2. Free market with government coordination: This is the same economic conditions as above but where the city is proactive in acknowledging a permanent shift in the demand and hopefully removes as many entitlement barriers as reasonable to aid fast and easy conversions. As-of-right development is a BIG carrot for development at this scale. Folks don't want to throw good money on a burning money pile only to be raked over the entitlement coals. In this scenario I suspect conversion would start happening sooner and ultimately more properties would be converted.
This likely provides a significant amount of new housing and should aid the stabilization of the office market more quickly as you’d be removing excess supply more quickly. I think this is what the city is trying to do, and it should be low cost to taxpayers.
3. Subsidies: it is what it sounds like. Government provides subsidies to help make numbers pencil. This could very well be in the long-term best interest of the city and tax payers as vacant space is not generating economic actively, isn’t maximizing tax revenues, is bad for the public image of the city, potentially generates unsafe conditions, etc.

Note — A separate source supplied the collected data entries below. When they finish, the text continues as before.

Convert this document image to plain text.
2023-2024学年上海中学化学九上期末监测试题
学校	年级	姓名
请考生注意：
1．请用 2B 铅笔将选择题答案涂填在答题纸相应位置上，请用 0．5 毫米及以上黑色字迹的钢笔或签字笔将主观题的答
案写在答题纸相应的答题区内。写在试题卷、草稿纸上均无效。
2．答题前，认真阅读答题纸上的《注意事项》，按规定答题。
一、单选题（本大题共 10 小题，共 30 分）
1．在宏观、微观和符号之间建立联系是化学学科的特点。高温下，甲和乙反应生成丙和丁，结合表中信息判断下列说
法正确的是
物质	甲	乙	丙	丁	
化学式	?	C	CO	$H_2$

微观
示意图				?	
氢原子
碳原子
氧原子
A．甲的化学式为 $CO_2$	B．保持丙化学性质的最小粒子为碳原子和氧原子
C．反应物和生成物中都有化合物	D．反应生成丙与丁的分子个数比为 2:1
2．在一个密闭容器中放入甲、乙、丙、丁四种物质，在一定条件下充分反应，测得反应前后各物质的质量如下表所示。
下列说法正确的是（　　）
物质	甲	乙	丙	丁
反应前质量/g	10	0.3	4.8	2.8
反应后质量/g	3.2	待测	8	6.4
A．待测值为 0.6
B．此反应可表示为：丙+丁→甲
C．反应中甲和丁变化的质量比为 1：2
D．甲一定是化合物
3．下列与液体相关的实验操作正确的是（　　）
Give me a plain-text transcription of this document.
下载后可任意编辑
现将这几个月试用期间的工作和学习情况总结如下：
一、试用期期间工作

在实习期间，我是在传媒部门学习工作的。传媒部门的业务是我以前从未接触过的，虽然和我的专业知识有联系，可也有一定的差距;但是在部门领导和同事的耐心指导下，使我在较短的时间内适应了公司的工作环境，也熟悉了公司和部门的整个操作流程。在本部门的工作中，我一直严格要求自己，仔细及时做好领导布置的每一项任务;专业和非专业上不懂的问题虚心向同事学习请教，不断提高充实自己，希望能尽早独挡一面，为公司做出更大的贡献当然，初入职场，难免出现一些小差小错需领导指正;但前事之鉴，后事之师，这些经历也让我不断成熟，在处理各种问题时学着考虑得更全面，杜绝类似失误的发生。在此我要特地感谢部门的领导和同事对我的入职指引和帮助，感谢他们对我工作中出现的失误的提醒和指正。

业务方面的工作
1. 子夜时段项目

I think the easiest way to do this would be to waiver select development and impact fees, granting development bonuses where they make sense, and perhaps using TIFs that would lesson a development’s tax burned for some period of time.
As noted, lots of smaller prewar buildings could be pretty easily converted. The larger buildings are a bigger challenge. My short list of dimensionality ‘plausible’ high-rises are Central Plaza, the JFK Building, Fed Reserve, 28 State, 200 Clarendon, and 500 Boylston.
None of these are a dead ringer, two are federal buildings (so that isn’t going to happen overnight if ever). 200 Clarendon is a flagship building and is likely too valuable as office and Central Plaza just underwent significant capital improvements. All of which to say, I wouldn’t hold my breath for high-rise conversions unless things get really, really, bad in the office market.